Me and my friends ran down to the river for a bit on our boat, and we got some nice catfish.
View attachment 67007


The big guy is a blue cat, its about 35lbs and the other one is a flat head about 5lbs.

I cought the flat head, but im the only one with a camera so i got screwed out of a pic!

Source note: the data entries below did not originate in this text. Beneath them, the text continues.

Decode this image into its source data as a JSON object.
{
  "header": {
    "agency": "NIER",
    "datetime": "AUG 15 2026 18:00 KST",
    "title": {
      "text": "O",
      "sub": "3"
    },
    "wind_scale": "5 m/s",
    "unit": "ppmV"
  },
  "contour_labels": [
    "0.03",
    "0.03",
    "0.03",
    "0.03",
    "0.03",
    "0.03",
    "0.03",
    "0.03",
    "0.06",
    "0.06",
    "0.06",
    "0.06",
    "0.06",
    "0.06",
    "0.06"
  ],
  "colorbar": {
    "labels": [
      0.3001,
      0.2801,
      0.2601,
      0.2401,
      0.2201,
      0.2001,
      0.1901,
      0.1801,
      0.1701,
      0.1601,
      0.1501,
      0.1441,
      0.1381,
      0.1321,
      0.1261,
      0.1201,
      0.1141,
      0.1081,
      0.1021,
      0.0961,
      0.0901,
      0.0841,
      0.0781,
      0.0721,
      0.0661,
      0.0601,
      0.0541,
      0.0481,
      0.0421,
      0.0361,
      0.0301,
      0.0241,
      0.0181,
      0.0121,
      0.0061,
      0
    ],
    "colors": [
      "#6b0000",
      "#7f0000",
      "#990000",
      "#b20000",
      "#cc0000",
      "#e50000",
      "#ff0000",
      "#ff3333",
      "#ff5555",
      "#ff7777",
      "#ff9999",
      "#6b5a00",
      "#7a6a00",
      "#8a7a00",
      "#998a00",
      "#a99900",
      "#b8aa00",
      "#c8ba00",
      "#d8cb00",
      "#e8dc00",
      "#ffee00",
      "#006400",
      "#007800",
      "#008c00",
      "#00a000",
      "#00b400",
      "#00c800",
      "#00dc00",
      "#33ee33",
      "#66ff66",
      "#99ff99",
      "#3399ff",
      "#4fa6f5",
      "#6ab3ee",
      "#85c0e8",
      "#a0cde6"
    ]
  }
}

We cought them on creek chub









mauls


----------



## psychofish (Jun 5, 2004)

Thats a nice cat


----------



## Red Eyes (Nov 25, 2003)

35 lbs! How big do those blue cats get?


----------



## mauls (Mar 25, 2004)

Red Eyes said:


> 35 lbs! How big do those blue cats get?
> [snapback]1085596[/snapback]​


they can get huge, its not odd to see them 80lbs or bigger

There have been reports of them being over 100lbs, but none around here in kansas city


----------



## lemmywinks (Jan 25, 2004)

awwww look at the cute little flathead









that's a nice blue cat


----------



## mauls (Mar 25, 2004)

lemmywinks said:


> awwww look at the cute little flathead
> 
> 
> 
> ...


haha thanks man, 1 DAY i'll be holding my red tail the same way


----------



## oojit (Feb 24, 2005)

Mmm looks tasty.


----------



## zygapophysis (Jul 16, 2004)

Wow thats a huge catefish. Their was one cought in the mississippi somewhere in Illinois that was 5 feet long 120 pounds and like 42 inches around or somthing. Biggest ever.


----------



## mauls (Mar 25, 2004)

zygapophysis said:


> Wow thats a huge catefish. Their was one cought in the mississippi somewhere in Illinois that was 5 feet long 120 pounds and like 42 inches around or somthing. Biggest ever.
> [snapback]1086187[/snapback]​


yea man they get huge, real huge


----------